Valter Lemos
OS MOTINS EM FRANÇA: FOME OU FARTURA?
Uma vez mais temos assistido a graves e violentos tumultos sociais em França. O número de feridos e pessoas detidas é já de centenas ou milhares e os prejuízos causados são de muitos milhões.
O governo francês tem tentado, por todos os meios, combater a situação, mas a mesma já dura há vários dias. Não se trata já de protestos públicos, mas de tumultos organizados para a destruição de propriedade pública e privada.
Na cobertura noticiosa têm sido frequentemente referidas as condições de vida, designadamente dos jovens, como motivo justificativo. Não sei em que mundo vivem esses jornalistas e esses comentadores. Apontar as condições de vida dos franceses como justificação é não ter qualquer respeito pelos milhares de milhões de seres humanos que têm condições de vida muito, mas muito piores. A França é um dos países do mundo onde existem melhores condições de vida. Está em 22º lugar em mais de duzentos países. O rendimento médio mensal em França é de 3680 dólares (em Portugal é de 1991, no Brasil de 645, em Marrocos de 302 e em Moçambique de 40). É evidente que o rendimento médio não impede que possa haver fortes desigualdades, mas o Índice de Gini, que mede a desigualdade de rendimento, é em França de 29,8, bem melhor que Portugal (32,0) ou o Reino Unido (33,5), para não falar em quase todos os países não europeus, como, por exemplo, o Canadá (32,5), o Japão (32,9) ou a Rússia (36,0) ou o Irão (40,9) ou Angola (51,3).
Resta acrescentar que a França é o país com mais despesa de proteção social na Europa (e também no mundo) com 38,1% do PIB. Ou seja, a França gasta em proteção social dos seus habitantes 38% de toda a riqueza que produz! Por tudo isto, quando os repórteres e comentadores falam de condições de vida dos franceses deviam morder a língua três vezes antes de falarem, ou irem estudar um pouco, já que mostram uma ignorância ofensiva.
O que se passa em França tem certamente causas sociais, mas continuar a propalar uma óbvia mentira não é mais do que, consciente ou inconscientemente, servir os intentos de quem inventou essa mentira.
E, para além das causas sociais, haverá também outras. Sabe-se que, por exemplo, diversos grupos criminais organizados, designadamente ligados ao tráfico de droga, têm estado envolvidos nos tumultos.

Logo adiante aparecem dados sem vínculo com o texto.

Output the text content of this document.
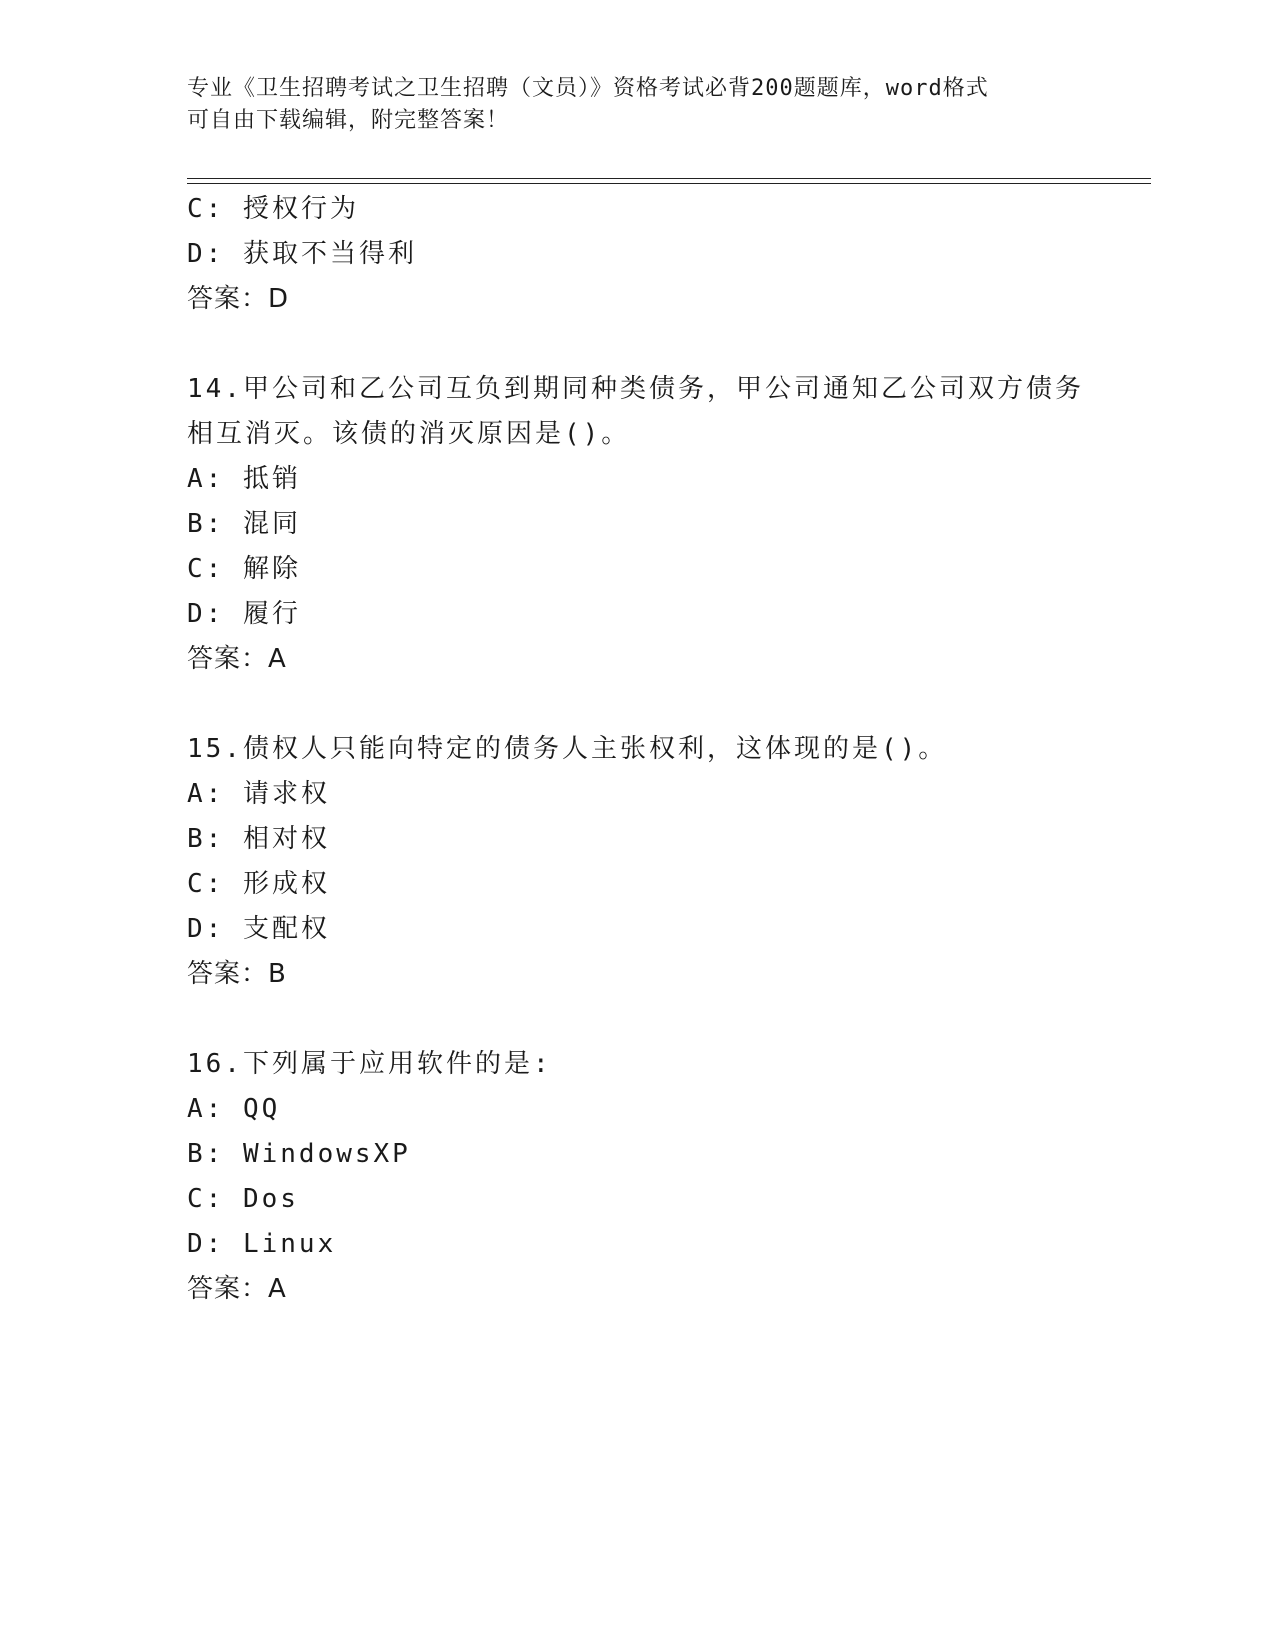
专业《卫生招聘考试之卫生招聘（文员）》资格考试必背200题题库，word格式
可自由下载编辑，附完整答案！
C: 授权行为
D: 获取不当得利
答案：D
14.甲公司和乙公司互负到期同种类债务，甲公司通知乙公司双方债务
相互消灭。该债的消灭原因是()。
A: 抵销
B: 混同
C: 解除
D: 履行
答案：A
15.债权人只能向特定的债务人主张权利，这体现的是()。
A: 请求权
B: 相对权
C: 形成权
D: 支配权
答案：B
16.下列属于应用软件的是:
A: QQ
B: WindowsXP
C: Dos
D: Linux
答案：A
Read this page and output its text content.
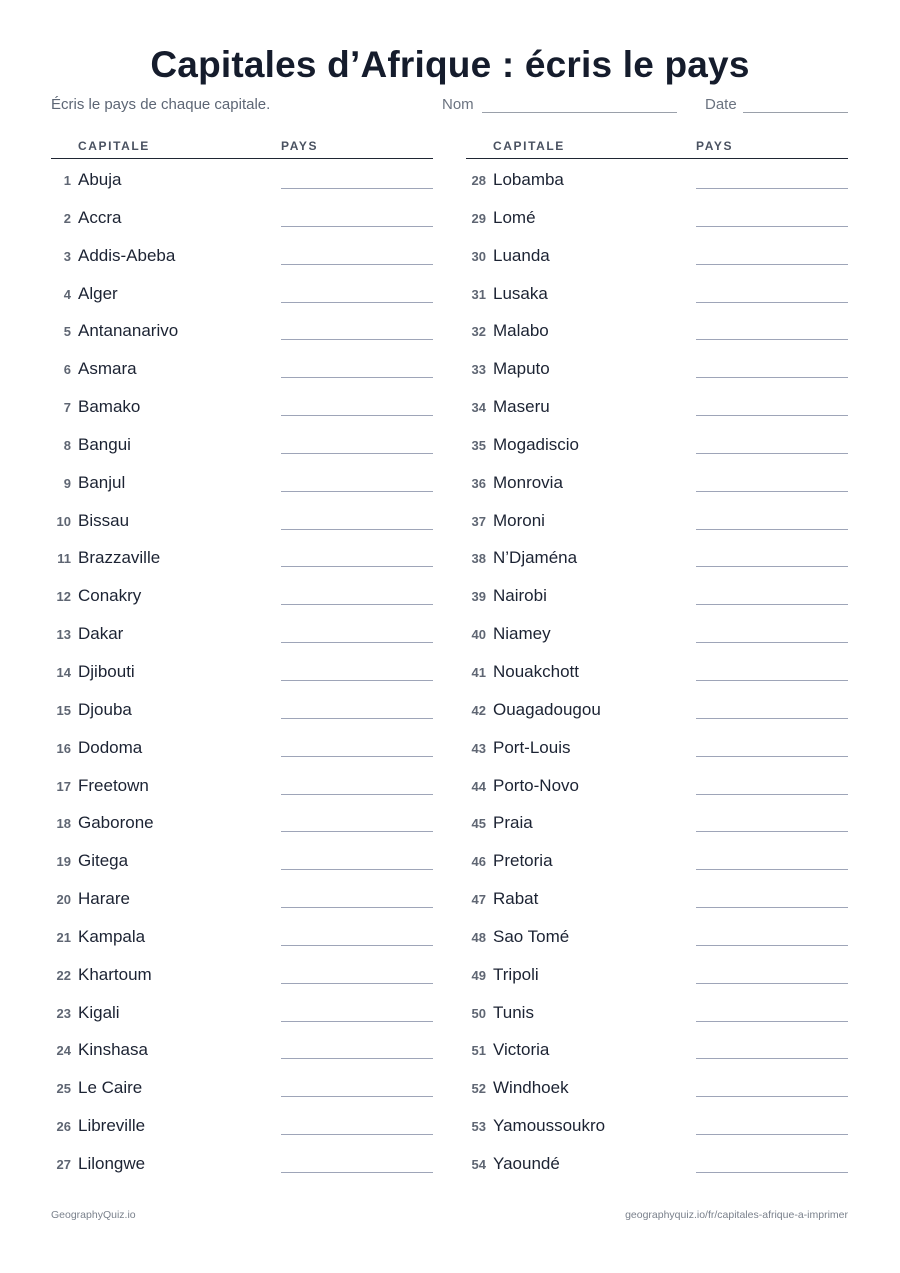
Capitales d’Afrique : écris le pays
Écris le pays de chaque capitale.	Nom	Date
CAPITALE	PAYS
1 Abuja
2 Accra
3 Addis-Abeba
4 Alger
5 Antananarivo
6 Asmara
7 Bamako
8 Bangui
9 Banjul
10 Bissau
11 Brazzaville
12 Conakry
13 Dakar
14 Djibouti
15 Djouba
16 Dodoma
17 Freetown
18 Gaborone
19 Gitega
20 Harare
21 Kampala
22 Khartoum
23 Kigali
24 Kinshasa
25 Le Caire
26 Libreville
27 Lilongwe
CAPITALE	PAYS
28 Lobamba
29 Lomé
30 Luanda
31 Lusaka
32 Malabo
33 Maputo
34 Maseru
35 Mogadiscio
36 Monrovia
37 Moroni
38 N’Djaména
39 Nairobi
40 Niamey
41 Nouakchott
42 Ouagadougou
43 Port-Louis
44 Porto-Novo
45 Praia
46 Pretoria
47 Rabat
48 Sao Tomé
49 Tripoli
50 Tunis
51 Victoria
52 Windhoek
53 Yamoussoukro
54 Yaoundé
GeographyQuiz.io	geographyquiz.io/fr/capitales-afrique-a-imprimer
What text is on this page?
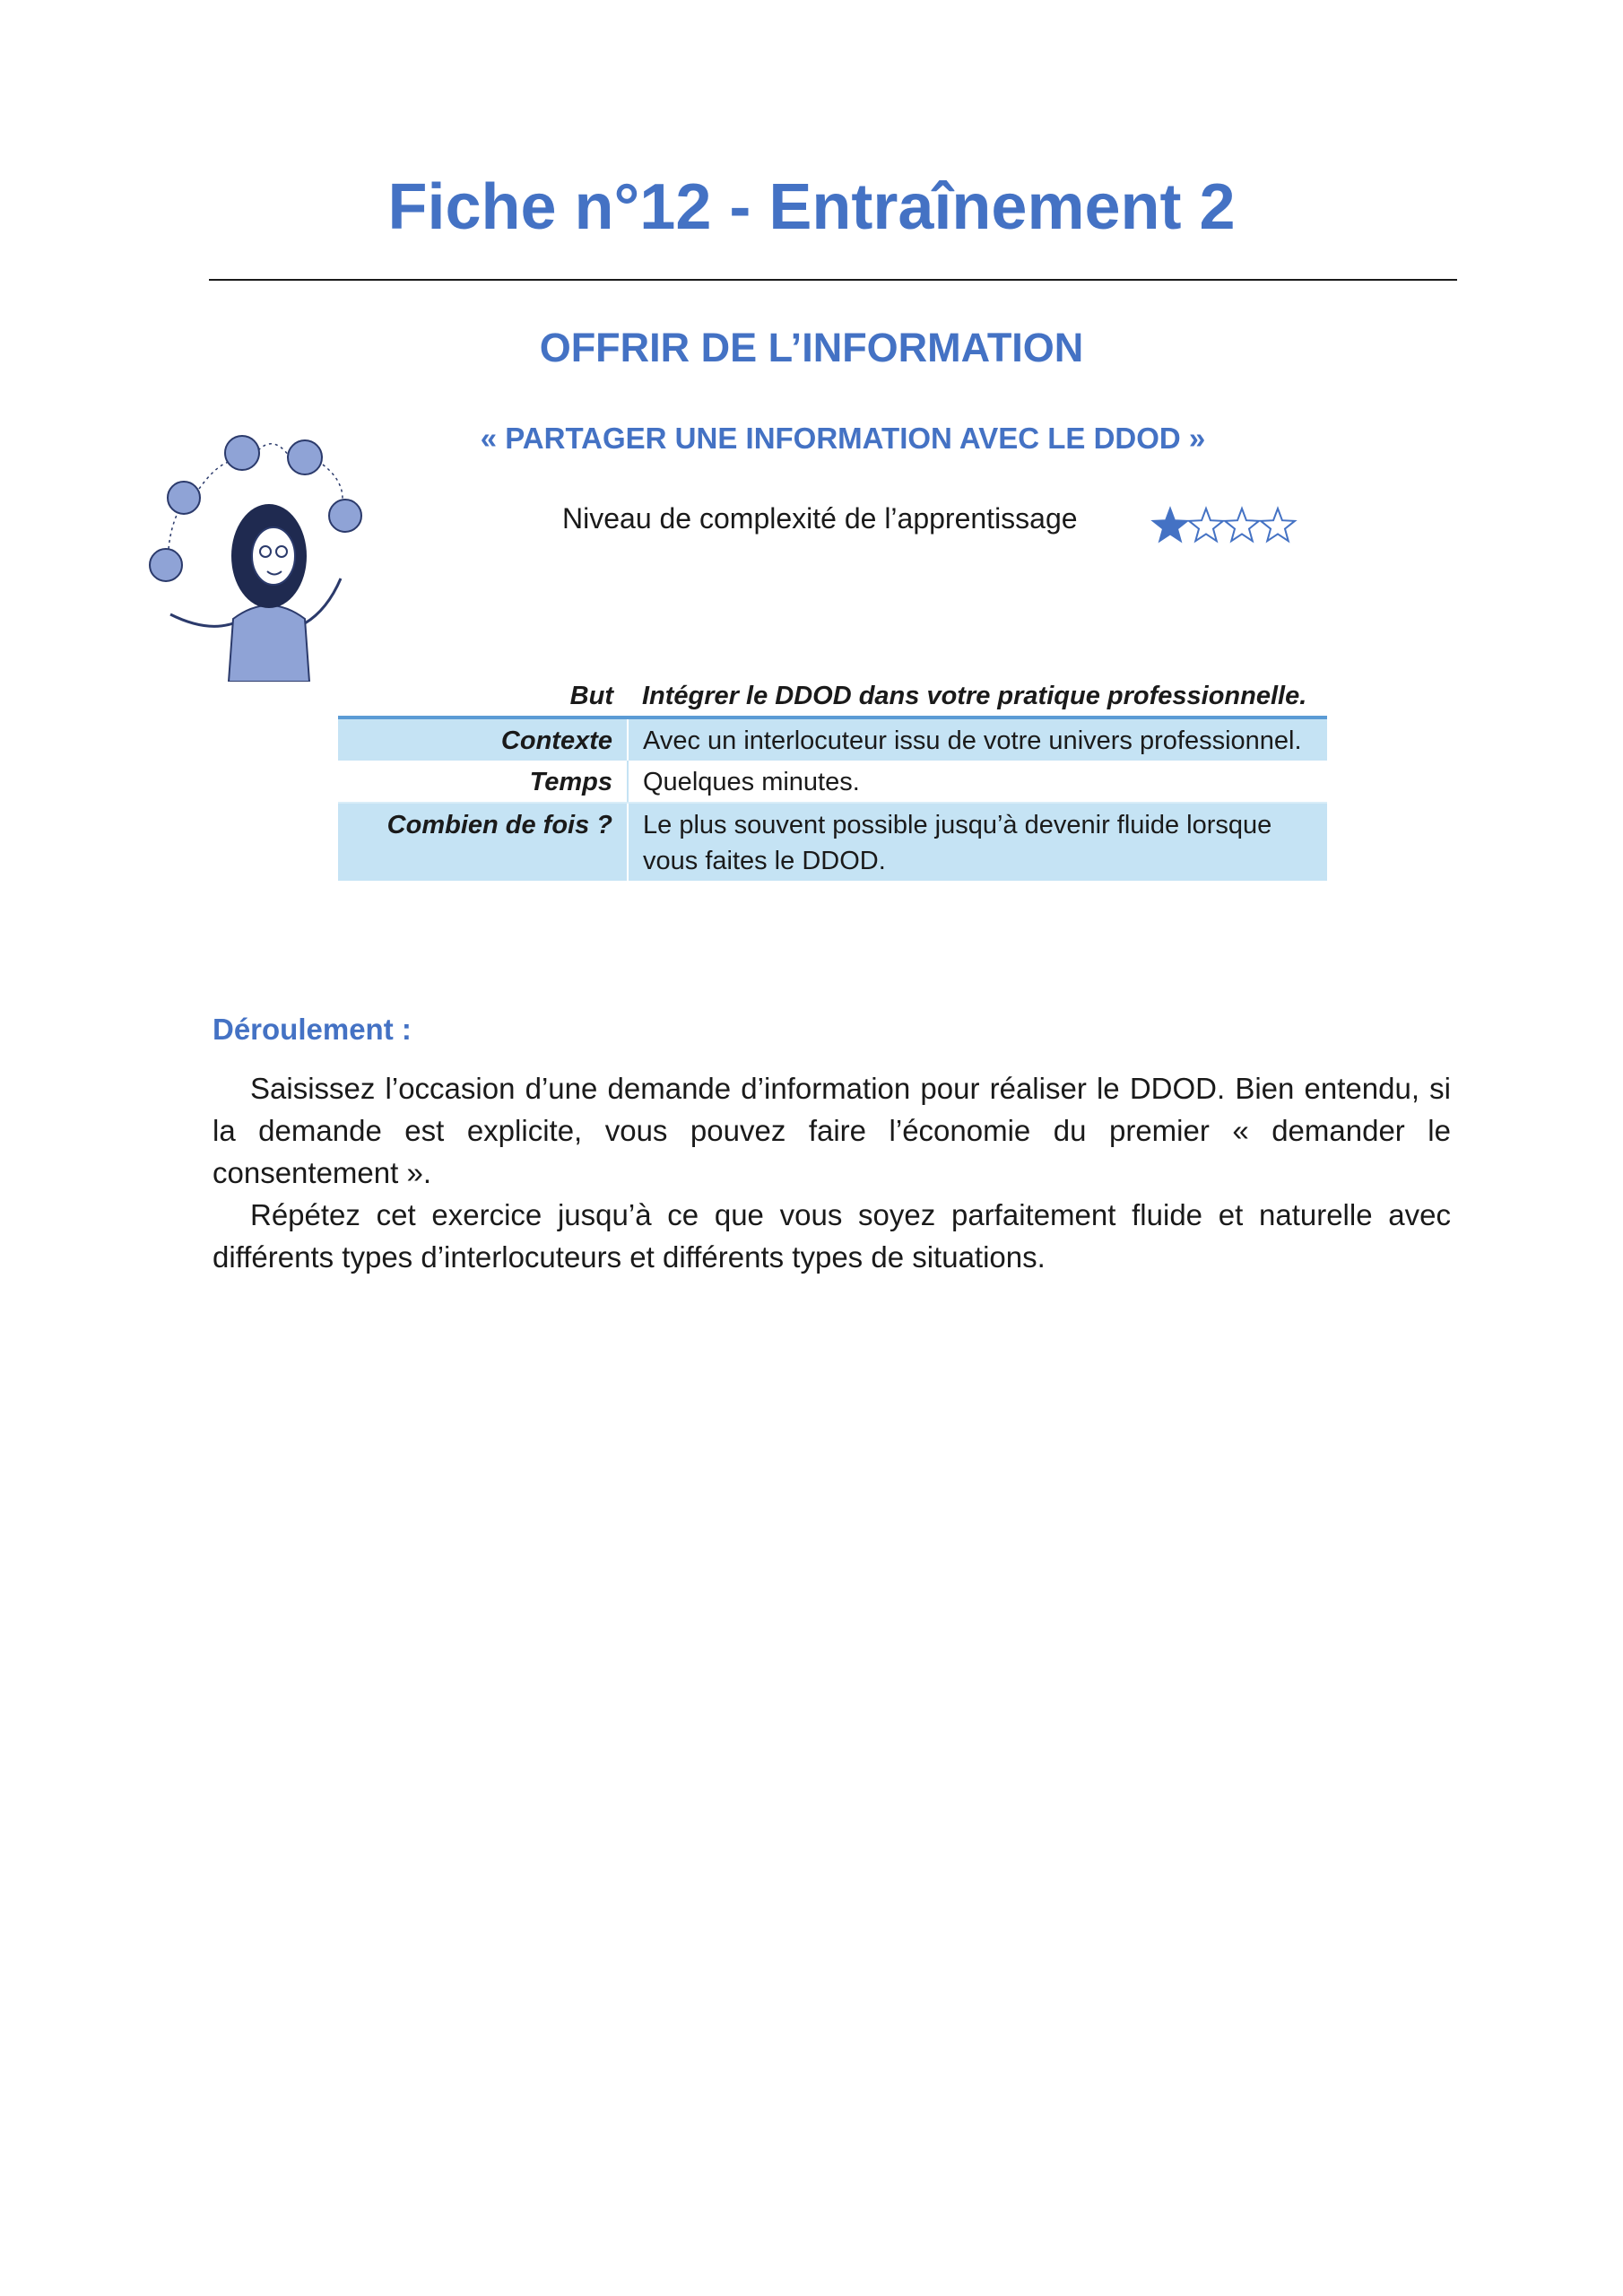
Fiche n°12 - Entraînement 2
OFFRIR DE L’INFORMATION
« PARTAGER UNE INFORMATION AVEC LE DDOD »
Niveau de complexité de l’apprentissage
But	Intégrer le DDOD dans votre pratique professionnelle.
Contexte	Avec un interlocuteur issu de votre univers professionnel.
Temps	Quelques minutes.
Combien de fois ?	Le plus souvent possible jusqu’à devenir fluide lorsque vous faites le DDOD.
Déroulement :

Saisissez l’occasion d’une demande d’information pour réaliser le DDOD. Bien entendu, si la demande est explicite, vous pouvez faire l’économie du premier « demander le consentement ».

Répétez cet exercice jusqu’à ce que vous soyez parfaitement fluide et naturelle avec différents types d’interlocuteurs et différents types de situations.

Por outro lado, o que dizer do comportamento dos partidos políticos de oposição? Na verdade, a posição das forças políticas de oposição tem sido, em alguns casos, lamentável e noutros equívoca. Infelizmente ao longo dos últimos meses o apoio às manifestações que têm, quase sempre degenerado em atos de violência, tem sido muito mais visível do que as críticas ao comportamento dos manifestantes ou o apoio às próprias autoridades. E isto acontece quer à direita, quer à esquerda.
Parece começar a ficar claro que o populismo que arrasou a França, à direita e à esquerda, já começou a mostrar os seus efeitos na sociedade francesa. Mesmo sem ter conseguido ainda chegar ao governo…
Quando as lideranças políticas substituem o discurso explicativo pelo discurso acusativo primário, simplista, aparentemente verdadeiro, mas profundamente mentiroso, como tem acontecido em França e em toda a Europa, essas lideranças estão a incitar à revolta e ao motim.
Face aos acontecimentos é preciso elogiar Macron. A sua resistência ao populismo, à extrema-direita e à extrema-esquerda, à redução da política a slogans estupidificantes e o combate ao primarismo político e social são dignos do elogio e até do agradecimento de todos os europeus.